6. The method for locating broken wires in prestressed steel strands according to claim 5, characterized in that: The machine learning model employs an ensemble learning model, including the XGBoost algorithm, LightGBM algorithm, CATBoost algorithm, or RF algorithm.
7. A prestressed steel strand broken wire positioning system, characterized in that, include: The signal processing module performs noise reduction preprocessing on the collected acoustic emission signal of broken steel strands; The first wave arrival time identification module searches for abrupt change locations in the preprocessed acoustic emission signal based on the Hinkley criterion. An analysis window is constructed based on the mutation location, and the location of the first arrival point is determined based on the AIC criterion. The corresponding sampling time is the arrival time of the first wave. In the AIC criterion, a boundary penalty term is introduced to suppress the interference of small sample data fluctuations at the boundary of the analysis window on the first wave arrival time identification result. Formula (1) is its expression: (1) In the formula, For penalty weighting; This is a penalty term used to apply a smoothing penalty to segmentation points that are close to the edge of the analysis window or have insufficient effective sample size; The positioning module calculates the time difference between the arrival times of the first wave and the arrival times of the same acoustic emission signals at different acoustic emission sensors to determine the specific location of the broken wire in the steel strand.
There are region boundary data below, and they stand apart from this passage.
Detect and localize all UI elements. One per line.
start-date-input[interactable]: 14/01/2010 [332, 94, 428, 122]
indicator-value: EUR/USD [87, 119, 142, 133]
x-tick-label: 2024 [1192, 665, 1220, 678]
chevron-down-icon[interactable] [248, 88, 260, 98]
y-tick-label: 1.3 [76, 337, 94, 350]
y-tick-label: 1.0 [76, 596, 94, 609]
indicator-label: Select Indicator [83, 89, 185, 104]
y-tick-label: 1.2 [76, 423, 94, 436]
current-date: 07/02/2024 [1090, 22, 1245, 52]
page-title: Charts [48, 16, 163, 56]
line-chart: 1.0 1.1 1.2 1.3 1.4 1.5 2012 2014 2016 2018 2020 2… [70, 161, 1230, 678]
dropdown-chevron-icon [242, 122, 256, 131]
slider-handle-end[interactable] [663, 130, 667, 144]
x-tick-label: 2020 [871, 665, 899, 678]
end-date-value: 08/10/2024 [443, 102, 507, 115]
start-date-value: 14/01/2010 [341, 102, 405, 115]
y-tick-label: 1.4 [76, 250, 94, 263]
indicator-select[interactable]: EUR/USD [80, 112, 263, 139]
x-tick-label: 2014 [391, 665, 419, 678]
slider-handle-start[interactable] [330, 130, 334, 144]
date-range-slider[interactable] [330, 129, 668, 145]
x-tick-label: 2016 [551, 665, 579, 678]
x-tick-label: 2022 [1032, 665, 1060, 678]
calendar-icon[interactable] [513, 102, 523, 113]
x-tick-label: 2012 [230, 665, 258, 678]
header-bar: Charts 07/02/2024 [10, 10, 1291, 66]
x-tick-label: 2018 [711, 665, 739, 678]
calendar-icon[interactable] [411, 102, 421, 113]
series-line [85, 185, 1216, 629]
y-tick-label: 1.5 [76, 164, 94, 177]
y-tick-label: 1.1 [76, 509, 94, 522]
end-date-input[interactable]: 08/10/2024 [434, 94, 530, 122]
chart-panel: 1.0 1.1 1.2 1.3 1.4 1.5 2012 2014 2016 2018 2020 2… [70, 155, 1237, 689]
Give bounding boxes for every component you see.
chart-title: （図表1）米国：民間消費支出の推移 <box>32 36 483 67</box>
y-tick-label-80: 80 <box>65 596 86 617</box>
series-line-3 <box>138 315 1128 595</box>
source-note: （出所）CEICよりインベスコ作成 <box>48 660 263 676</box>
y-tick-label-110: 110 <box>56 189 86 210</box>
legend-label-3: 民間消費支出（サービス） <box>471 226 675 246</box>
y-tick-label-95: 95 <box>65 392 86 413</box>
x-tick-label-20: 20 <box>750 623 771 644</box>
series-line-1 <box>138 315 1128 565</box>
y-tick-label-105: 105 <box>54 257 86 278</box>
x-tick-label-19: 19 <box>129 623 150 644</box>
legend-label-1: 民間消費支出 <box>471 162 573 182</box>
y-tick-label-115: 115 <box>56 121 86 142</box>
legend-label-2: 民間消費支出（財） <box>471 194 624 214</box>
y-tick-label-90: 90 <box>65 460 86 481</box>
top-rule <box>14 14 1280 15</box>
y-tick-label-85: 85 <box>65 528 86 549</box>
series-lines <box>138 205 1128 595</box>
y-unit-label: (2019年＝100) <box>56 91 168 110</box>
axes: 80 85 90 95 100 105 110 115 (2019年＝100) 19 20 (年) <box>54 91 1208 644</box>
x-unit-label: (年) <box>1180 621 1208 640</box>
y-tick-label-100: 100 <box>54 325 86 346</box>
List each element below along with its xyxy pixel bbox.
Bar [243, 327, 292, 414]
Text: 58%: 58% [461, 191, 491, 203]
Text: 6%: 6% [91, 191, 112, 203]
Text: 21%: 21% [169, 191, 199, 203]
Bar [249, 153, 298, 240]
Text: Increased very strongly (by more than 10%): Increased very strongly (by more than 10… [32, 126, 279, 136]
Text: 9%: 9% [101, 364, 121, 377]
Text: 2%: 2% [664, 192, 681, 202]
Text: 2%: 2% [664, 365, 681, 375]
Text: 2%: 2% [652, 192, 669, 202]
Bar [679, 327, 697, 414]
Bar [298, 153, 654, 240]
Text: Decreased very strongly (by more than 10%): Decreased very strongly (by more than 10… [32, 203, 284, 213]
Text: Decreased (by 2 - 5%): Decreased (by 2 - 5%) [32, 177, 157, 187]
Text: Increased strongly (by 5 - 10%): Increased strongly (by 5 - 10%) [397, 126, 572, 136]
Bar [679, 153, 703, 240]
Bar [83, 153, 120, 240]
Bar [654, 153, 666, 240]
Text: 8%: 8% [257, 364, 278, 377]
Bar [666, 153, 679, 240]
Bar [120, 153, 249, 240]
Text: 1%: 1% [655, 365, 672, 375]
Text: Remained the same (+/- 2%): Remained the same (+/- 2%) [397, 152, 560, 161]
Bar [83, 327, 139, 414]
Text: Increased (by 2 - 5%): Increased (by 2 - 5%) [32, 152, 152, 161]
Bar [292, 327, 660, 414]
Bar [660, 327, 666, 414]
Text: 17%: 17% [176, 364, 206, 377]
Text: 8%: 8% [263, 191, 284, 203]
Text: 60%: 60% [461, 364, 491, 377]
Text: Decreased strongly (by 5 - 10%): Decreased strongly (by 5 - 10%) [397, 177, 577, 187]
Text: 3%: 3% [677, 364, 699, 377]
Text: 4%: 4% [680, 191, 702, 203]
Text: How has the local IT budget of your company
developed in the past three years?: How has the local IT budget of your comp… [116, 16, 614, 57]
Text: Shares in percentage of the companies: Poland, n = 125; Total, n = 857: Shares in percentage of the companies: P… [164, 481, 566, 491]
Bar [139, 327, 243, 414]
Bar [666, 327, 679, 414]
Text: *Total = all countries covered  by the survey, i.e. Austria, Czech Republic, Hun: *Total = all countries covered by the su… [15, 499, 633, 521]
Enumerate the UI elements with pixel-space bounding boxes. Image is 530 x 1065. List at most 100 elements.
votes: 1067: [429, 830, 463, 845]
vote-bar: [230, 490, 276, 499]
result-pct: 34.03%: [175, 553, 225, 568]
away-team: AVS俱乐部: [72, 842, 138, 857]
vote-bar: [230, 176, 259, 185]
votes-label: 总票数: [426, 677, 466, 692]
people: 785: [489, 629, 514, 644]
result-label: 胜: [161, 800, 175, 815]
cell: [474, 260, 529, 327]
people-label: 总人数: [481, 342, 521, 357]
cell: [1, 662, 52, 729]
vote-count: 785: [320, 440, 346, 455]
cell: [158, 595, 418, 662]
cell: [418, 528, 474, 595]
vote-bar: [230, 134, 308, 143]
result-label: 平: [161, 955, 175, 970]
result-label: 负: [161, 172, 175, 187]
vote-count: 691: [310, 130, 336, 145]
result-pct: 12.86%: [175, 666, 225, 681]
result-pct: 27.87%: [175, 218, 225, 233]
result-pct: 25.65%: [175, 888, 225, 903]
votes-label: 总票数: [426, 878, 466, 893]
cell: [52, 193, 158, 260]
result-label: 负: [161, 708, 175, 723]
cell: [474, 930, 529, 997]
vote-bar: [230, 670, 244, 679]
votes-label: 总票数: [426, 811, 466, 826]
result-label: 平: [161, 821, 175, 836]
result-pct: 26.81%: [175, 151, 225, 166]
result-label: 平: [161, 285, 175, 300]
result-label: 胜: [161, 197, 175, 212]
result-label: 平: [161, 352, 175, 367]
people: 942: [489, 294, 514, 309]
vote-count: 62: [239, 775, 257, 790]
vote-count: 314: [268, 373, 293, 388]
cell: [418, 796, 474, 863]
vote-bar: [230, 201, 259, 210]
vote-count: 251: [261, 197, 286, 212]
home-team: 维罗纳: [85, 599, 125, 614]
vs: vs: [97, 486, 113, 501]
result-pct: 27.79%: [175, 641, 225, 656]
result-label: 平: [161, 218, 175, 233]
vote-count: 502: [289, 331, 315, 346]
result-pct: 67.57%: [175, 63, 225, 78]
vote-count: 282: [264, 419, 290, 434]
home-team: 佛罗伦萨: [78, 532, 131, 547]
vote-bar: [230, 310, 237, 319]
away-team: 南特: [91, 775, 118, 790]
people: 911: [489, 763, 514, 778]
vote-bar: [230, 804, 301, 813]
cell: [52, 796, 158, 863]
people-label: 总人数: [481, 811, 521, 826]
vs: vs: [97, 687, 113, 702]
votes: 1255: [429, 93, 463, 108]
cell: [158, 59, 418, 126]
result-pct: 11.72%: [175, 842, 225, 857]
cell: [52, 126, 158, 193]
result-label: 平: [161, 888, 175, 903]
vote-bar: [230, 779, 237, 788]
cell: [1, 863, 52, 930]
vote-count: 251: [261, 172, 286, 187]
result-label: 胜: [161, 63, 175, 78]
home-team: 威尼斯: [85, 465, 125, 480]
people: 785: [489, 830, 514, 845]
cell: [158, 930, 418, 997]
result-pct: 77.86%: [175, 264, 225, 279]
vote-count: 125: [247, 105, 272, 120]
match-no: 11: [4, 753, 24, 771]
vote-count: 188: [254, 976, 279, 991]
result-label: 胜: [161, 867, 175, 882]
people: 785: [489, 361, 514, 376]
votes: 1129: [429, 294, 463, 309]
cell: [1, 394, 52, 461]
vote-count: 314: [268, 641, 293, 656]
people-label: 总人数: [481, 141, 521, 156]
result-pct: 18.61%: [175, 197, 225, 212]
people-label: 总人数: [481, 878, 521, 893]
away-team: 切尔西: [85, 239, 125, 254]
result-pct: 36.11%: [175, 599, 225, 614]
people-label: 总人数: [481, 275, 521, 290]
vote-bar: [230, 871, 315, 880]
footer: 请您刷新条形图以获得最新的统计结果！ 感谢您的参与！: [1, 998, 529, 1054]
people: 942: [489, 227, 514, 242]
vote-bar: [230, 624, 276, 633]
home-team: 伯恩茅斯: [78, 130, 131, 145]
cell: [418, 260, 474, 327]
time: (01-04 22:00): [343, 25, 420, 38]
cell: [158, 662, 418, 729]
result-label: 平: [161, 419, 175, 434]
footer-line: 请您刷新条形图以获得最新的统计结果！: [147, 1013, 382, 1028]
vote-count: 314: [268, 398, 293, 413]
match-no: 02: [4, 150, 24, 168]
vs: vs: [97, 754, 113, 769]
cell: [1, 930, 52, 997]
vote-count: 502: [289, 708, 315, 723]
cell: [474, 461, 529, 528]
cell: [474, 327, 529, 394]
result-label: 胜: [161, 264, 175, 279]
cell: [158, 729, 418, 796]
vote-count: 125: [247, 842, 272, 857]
8. The prestressed steel strand broken wire positioning system according to claim 7, characterized in that, Also includes: The signal acquisition module, which is communicatively connected to the signal processing module, includes a waveguide rod and an acoustic emission sensor; The waveguide rod has a preset length and is used to connect prestressed steel strands located at different channel positions; The two acoustic emission sensors are fixedly installed at the beginning and end of the waveguide rod, respectively, to collect acoustic emission signals generated by broken steel strands in different prestressed ducts.
9. An electronic device, characterized in that, include: At least one processor, and a memory communicatively connected to the processor; wherein the memory stores instructions executable by the processor to enable the processor to perform the prestressed steel strand broken wire positioning method according to any one of claims 1 to 6.
10. A computer-readable storage medium having a computer program stored thereon, characterized in that, When the computer program is executed by the processor, it implements the prestressed steel strand broken wire positioning method according to any one of claims 1 to 6.